We then asked whether growing crops based on very different labor needs could give rise to differences in behavior. In this context, we focused on rice- and wheat-based agriculture and made the case that the former called for cooperative behavior while the latter had no similar compulsion. Thus increased cooperation amongst people and greater deference to political and social authority in rice-growing societies had a plausible explanation. By contrast, one witnessed a lot more individualistic behavior and lack of acceptance of political authority in wheat-growing societies.
In accounting for the influences of hunting/gathering and agriculture on behavior we have by no means accounted for all the factors that impinged on the survival of human beings in the distant past. Recall that in discussing the variations in agricultural crops we had taken India and Malaysia as our case studies. Both fall in the temperate zone where climate does not have much bearing on survival barring droughts that are unpredictable.
But think now of Northern Europe with its harsh and cold winters. Even if these societies were growing crops (like rye or barley) with the labor requirements of wheat, the winter climate would have imposed new challenges of survival quite distinct from those in the temperate zones.
First, and most obviously, the need for cooperation would not have been confined to a very brief time interval as in rice-based agriculture of temperate zones. Rather, this must have extended all through the winter season. Gathering food, seasoning it, arranging for its storage, collecting firewood, protecting the livestock, all these would have been tasks needing collective inputs. Second, the preparation for sowing of fields frozen over during the winter would have been beyond the capacity of individuals working by themselves.
On can imagine that this kind of survival challenge would have called for the assignment of varied tasks to teams to be carried out before and during the winter months. And this would have socialized a different kind of behavioral pattern – one that would have elements of cooperation in the form of teamwork and of competition across teams assigned similar tasks.
Once again, we reiterate that this kind of speculation cannot be used to explain everything. However, it does provide an intriguing starting point for reflection on behavioral differences that moves beyond attributing them to mere accident.
For purposes of discussion we can use the example of cricket. The English and the Pakistani sides are both very competitive but one often hears it said that the English play like a team whereas the Pakistanis play as a collection of individuals. Can we now look at this phenomenon through a different lens?

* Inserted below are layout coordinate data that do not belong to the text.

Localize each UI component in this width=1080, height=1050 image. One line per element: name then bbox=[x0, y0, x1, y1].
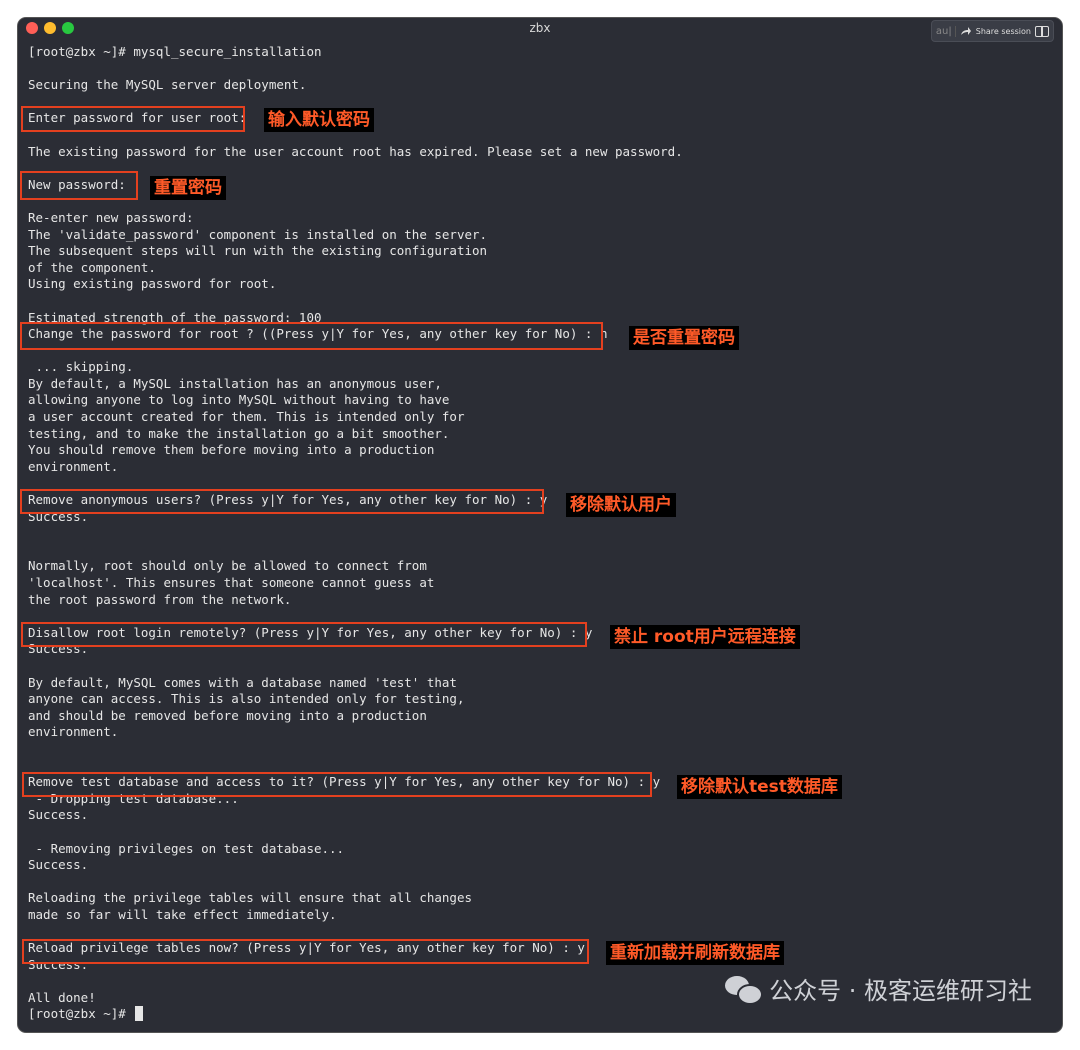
terminal-line-text: ... skipping. bbox=[28, 359, 134, 375]
terminal-line-text: The 'validate_password' component is ins… bbox=[28, 226, 488, 242]
annotation-disallow-root-remote: 禁止 root用户远程连接 bbox=[610, 625, 800, 649]
terminal-line: Securing the MySQL server deployment. bbox=[28, 77, 683, 94]
terminal-line: Success. bbox=[28, 857, 683, 874]
terminal-line: [root@zbx ~]# mysql_secure_installation bbox=[28, 44, 683, 61]
terminal-line-text: By default, a MySQL installation has an … bbox=[28, 375, 442, 391]
highlight-remove-anonymous bbox=[20, 489, 544, 514]
terminal-line: allowing anyone to log into MySQL withou… bbox=[28, 392, 683, 409]
terminal-line-text: Reloading the privilege tables will ensu… bbox=[28, 890, 473, 906]
terminal-line: 'localhost'. This ensures that someone c… bbox=[28, 575, 683, 592]
terminal-line: environment. bbox=[28, 724, 683, 741]
watermark: 公众号 · 极客运维研习社 bbox=[725, 971, 1032, 1006]
terminal-line: ... skipping. bbox=[28, 359, 683, 376]
terminal-line-text: a user account created for them. This is… bbox=[28, 409, 465, 425]
highlight-new-password bbox=[20, 171, 138, 200]
terminal-line: Re-enter new password: bbox=[28, 210, 683, 227]
terminal-line: anyone can access. This is also intended… bbox=[28, 691, 683, 708]
terminal-line-text: All done! bbox=[28, 989, 96, 1005]
share-session-button[interactable]: au| Share session bbox=[930, 20, 1054, 42]
terminal-line: The subsequent steps will run with the e… bbox=[28, 243, 683, 260]
terminal-line: a user account created for them. This is… bbox=[28, 409, 683, 426]
terminal-line-text: The existing password for the user accou… bbox=[28, 143, 683, 159]
terminal-line-text: Securing the MySQL server deployment. bbox=[28, 77, 307, 93]
wechat-logo-icon bbox=[725, 974, 764, 1005]
terminal-line-text: Success. bbox=[28, 857, 89, 873]
terminal-line: - Removing privileges on test database..… bbox=[28, 841, 683, 858]
terminal-line: environment. bbox=[28, 459, 683, 476]
annotation-reset-password: 重置密码 bbox=[150, 176, 226, 200]
highlight-disallow-root bbox=[21, 622, 587, 647]
highlight-remove-test-db bbox=[22, 772, 652, 797]
share-session-label: Share session bbox=[975, 26, 1031, 36]
terminal-line-text: - Removing privileges on test database..… bbox=[28, 840, 345, 856]
share-arrow-icon bbox=[960, 27, 971, 35]
terminal-line-text: Success. bbox=[28, 807, 89, 823]
terminal-line-text: allowing anyone to log into MySQL withou… bbox=[28, 392, 450, 408]
terminal-line: You should remove them before moving int… bbox=[28, 442, 683, 459]
highlight-change-password bbox=[20, 322, 603, 350]
terminal-line: [root@zbx ~]# bbox=[28, 1006, 683, 1023]
terminal-line: Using existing password for root. bbox=[28, 276, 683, 293]
terminal-line: made so far will take effect immediately… bbox=[28, 907, 683, 924]
terminal-line-text: environment. bbox=[28, 724, 119, 740]
terminal-line: By default, a MySQL installation has an … bbox=[28, 376, 683, 393]
annotation-remove-default-user: 移除默认用户 bbox=[566, 493, 676, 517]
terminal-line: the root password from the network. bbox=[28, 592, 683, 609]
terminal-line-text: The subsequent steps will run with the e… bbox=[28, 243, 488, 259]
annotation-enter-default-password: 输入默认密码 bbox=[264, 108, 374, 132]
terminal-line-text: [root@zbx ~]# mysql_secure_installation bbox=[28, 44, 322, 59]
terminal-line: All done! bbox=[28, 990, 683, 1007]
watermark-text: 公众号 · 极客运维研习社 bbox=[769, 977, 1032, 1005]
terminal-line: The existing password for the user accou… bbox=[28, 144, 683, 161]
terminal-line-text: of the component. bbox=[28, 259, 156, 275]
terminal-line: The 'validate_password' component is ins… bbox=[28, 227, 683, 244]
terminal-line-text: anyone can access. This is also intended… bbox=[28, 691, 465, 707]
terminal-line: Success. bbox=[28, 807, 683, 824]
terminal-line: and should be removed before moving into… bbox=[28, 708, 683, 725]
window-title: zbx bbox=[529, 21, 551, 35]
terminal-line-text: By default, MySQL comes with a database … bbox=[28, 674, 457, 690]
terminal-line: Reloading the privilege tables will ensu… bbox=[28, 890, 683, 907]
terminal-line-text: Normally, root should only be allowed to… bbox=[28, 558, 427, 574]
au-indicator: au| bbox=[936, 25, 956, 37]
annotation-reload-refresh-db: 重新加载并刷新数据库 bbox=[606, 941, 784, 965]
terminal-line-text: [root@zbx ~]# bbox=[28, 1006, 134, 1022]
highlight-reload-privileges bbox=[22, 939, 589, 964]
sidebar-toggle-icon[interactable] bbox=[1035, 25, 1049, 37]
terminal-line-text: and should be removed before moving into… bbox=[28, 707, 427, 723]
terminal-line: testing, and to make the installation go… bbox=[28, 426, 683, 443]
terminal-line-text: made so far will take effect immediately… bbox=[28, 906, 337, 922]
highlight-enter-password bbox=[21, 106, 245, 132]
terminal-line: Normally, root should only be allowed to… bbox=[28, 558, 683, 575]
terminal-line-text: 'localhost'. This ensures that someone c… bbox=[28, 575, 435, 590]
terminal-line-text: environment. bbox=[28, 458, 119, 474]
annotation-whether-reset-password: 是否重置密码 bbox=[629, 326, 739, 350]
terminal-line: By default, MySQL comes with a database … bbox=[28, 675, 683, 692]
terminal-line-text: the root password from the network. bbox=[28, 591, 292, 607]
terminal-line: of the component. bbox=[28, 260, 683, 277]
title-bar: zbx au| Share session bbox=[18, 18, 1062, 42]
terminal-window: zbx au| Share session [root@zbx ~]# mysq… bbox=[18, 18, 1062, 1032]
terminal-line-text: You should remove them before moving int… bbox=[28, 442, 435, 458]
terminal-line-text: testing, and to make the installation go… bbox=[28, 425, 450, 441]
terminal-line-text: Using existing password for root. bbox=[28, 276, 277, 292]
cursor-block bbox=[135, 1006, 144, 1022]
terminal-line-text: Re-enter new password: bbox=[28, 209, 194, 225]
annotation-remove-test-db: 移除默认test数据库 bbox=[677, 775, 842, 799]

There are some radical implications of this line of enquiry. If correct, it would imply that broad behavioral tendencies are not really a matter of free will or even of genetics. Rather, the imperatives of survival in different physical environments predispose some psychological responses over others.

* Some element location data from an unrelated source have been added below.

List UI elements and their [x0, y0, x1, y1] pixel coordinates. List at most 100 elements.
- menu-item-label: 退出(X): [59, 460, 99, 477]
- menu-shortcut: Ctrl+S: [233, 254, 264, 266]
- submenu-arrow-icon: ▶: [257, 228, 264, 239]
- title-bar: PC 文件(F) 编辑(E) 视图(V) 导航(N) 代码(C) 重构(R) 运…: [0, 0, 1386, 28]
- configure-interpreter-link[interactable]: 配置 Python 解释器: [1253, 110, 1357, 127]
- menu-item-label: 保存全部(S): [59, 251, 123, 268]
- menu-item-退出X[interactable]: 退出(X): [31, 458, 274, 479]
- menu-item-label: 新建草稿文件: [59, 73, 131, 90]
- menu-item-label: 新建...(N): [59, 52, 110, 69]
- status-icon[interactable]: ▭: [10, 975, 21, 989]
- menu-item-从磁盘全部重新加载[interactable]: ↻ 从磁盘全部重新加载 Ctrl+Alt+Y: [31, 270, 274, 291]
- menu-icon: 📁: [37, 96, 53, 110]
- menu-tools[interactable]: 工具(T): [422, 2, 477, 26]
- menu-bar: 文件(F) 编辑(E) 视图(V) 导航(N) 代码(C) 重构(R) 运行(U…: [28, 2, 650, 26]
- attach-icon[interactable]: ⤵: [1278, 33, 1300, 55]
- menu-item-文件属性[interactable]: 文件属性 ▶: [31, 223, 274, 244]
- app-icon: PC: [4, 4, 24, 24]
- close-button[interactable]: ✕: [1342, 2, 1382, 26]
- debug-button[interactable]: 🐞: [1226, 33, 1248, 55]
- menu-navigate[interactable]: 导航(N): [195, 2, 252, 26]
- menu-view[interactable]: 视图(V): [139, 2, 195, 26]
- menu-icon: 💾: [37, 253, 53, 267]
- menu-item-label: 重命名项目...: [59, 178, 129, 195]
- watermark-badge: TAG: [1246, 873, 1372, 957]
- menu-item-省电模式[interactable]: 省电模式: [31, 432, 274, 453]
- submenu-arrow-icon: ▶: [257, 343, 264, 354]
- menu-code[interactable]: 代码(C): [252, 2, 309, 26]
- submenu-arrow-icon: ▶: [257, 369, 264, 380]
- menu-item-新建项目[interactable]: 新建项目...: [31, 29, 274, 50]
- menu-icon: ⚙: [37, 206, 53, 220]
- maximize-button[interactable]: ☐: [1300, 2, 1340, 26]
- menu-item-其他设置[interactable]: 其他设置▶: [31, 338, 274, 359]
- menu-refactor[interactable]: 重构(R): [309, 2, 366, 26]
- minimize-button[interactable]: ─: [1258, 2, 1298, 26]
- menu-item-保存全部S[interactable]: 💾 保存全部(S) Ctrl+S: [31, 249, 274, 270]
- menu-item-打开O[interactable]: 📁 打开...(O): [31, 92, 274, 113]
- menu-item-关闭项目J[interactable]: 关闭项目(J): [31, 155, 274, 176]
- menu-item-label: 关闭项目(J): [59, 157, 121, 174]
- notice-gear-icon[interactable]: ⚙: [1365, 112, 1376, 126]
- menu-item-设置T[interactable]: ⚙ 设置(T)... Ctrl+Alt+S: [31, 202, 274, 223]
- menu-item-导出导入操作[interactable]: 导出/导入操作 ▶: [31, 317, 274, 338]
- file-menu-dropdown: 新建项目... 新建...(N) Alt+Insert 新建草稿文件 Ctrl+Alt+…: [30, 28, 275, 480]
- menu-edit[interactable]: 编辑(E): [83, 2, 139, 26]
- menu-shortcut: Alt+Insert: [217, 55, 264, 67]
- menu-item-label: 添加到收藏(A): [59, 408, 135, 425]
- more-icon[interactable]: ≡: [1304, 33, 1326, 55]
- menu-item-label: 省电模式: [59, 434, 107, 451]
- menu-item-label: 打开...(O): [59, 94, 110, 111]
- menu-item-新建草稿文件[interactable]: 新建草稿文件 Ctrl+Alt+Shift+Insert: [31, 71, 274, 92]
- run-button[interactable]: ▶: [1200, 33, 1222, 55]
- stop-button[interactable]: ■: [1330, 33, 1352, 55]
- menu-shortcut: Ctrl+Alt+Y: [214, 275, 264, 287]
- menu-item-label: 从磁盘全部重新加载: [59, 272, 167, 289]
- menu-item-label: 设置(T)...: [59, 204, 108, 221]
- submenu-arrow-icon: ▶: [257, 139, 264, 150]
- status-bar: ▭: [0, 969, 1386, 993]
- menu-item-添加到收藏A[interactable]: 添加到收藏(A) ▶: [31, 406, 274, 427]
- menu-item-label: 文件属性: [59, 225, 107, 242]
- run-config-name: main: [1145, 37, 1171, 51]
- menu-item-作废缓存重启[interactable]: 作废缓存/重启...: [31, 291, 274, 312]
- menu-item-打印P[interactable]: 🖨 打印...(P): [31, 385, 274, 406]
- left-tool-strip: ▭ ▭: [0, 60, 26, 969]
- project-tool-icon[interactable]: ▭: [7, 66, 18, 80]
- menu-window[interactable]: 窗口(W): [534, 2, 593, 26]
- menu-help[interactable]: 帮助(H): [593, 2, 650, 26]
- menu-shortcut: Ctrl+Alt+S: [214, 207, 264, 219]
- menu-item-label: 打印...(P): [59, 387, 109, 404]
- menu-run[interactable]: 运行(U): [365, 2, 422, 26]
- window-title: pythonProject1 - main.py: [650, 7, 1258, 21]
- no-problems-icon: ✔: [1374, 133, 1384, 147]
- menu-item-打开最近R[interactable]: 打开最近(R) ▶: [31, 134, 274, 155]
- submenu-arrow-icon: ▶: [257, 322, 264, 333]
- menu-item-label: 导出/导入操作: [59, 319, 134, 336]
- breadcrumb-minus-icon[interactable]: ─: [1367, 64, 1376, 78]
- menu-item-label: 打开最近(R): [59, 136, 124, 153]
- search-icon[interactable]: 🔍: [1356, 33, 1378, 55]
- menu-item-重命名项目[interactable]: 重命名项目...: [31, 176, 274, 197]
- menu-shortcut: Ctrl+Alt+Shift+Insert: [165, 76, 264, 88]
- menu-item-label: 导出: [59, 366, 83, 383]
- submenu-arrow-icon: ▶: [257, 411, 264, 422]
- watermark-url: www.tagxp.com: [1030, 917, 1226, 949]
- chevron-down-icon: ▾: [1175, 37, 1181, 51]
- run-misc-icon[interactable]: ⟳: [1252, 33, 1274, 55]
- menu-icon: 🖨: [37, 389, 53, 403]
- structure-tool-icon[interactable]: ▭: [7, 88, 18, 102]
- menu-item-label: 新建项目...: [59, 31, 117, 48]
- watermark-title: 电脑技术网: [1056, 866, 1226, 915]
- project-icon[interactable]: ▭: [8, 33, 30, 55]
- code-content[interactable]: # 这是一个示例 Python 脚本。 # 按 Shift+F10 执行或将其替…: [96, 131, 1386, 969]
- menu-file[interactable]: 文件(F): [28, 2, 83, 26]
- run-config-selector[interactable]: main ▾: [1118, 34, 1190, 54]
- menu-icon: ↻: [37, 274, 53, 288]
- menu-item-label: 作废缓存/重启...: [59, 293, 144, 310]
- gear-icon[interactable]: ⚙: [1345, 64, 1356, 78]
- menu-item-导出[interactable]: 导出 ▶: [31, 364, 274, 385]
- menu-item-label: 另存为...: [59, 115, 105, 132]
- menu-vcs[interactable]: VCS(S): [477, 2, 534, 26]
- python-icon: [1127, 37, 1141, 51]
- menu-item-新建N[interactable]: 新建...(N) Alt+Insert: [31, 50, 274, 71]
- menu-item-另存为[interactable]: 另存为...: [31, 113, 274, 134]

This does not mean that individuals today are completely held hostage by their evolution. But it would certainly help to recognize one’s predispositions in order to be conscious of the need to behave differently in specific circumstances and also to design one’s institutions appropriately with the predispositions in mind.
Pakistani cricketers clearly need more than the usual dose of counseling to make them into a more effective team. Either that, or they need a truly dominating leader like Imran Khan who could command (at least some of the time) the loyalty of the others to his personality. Note also that given the predispositions of the Pakistani players, the shorter the version of the game the better their chances of keeping up with the others.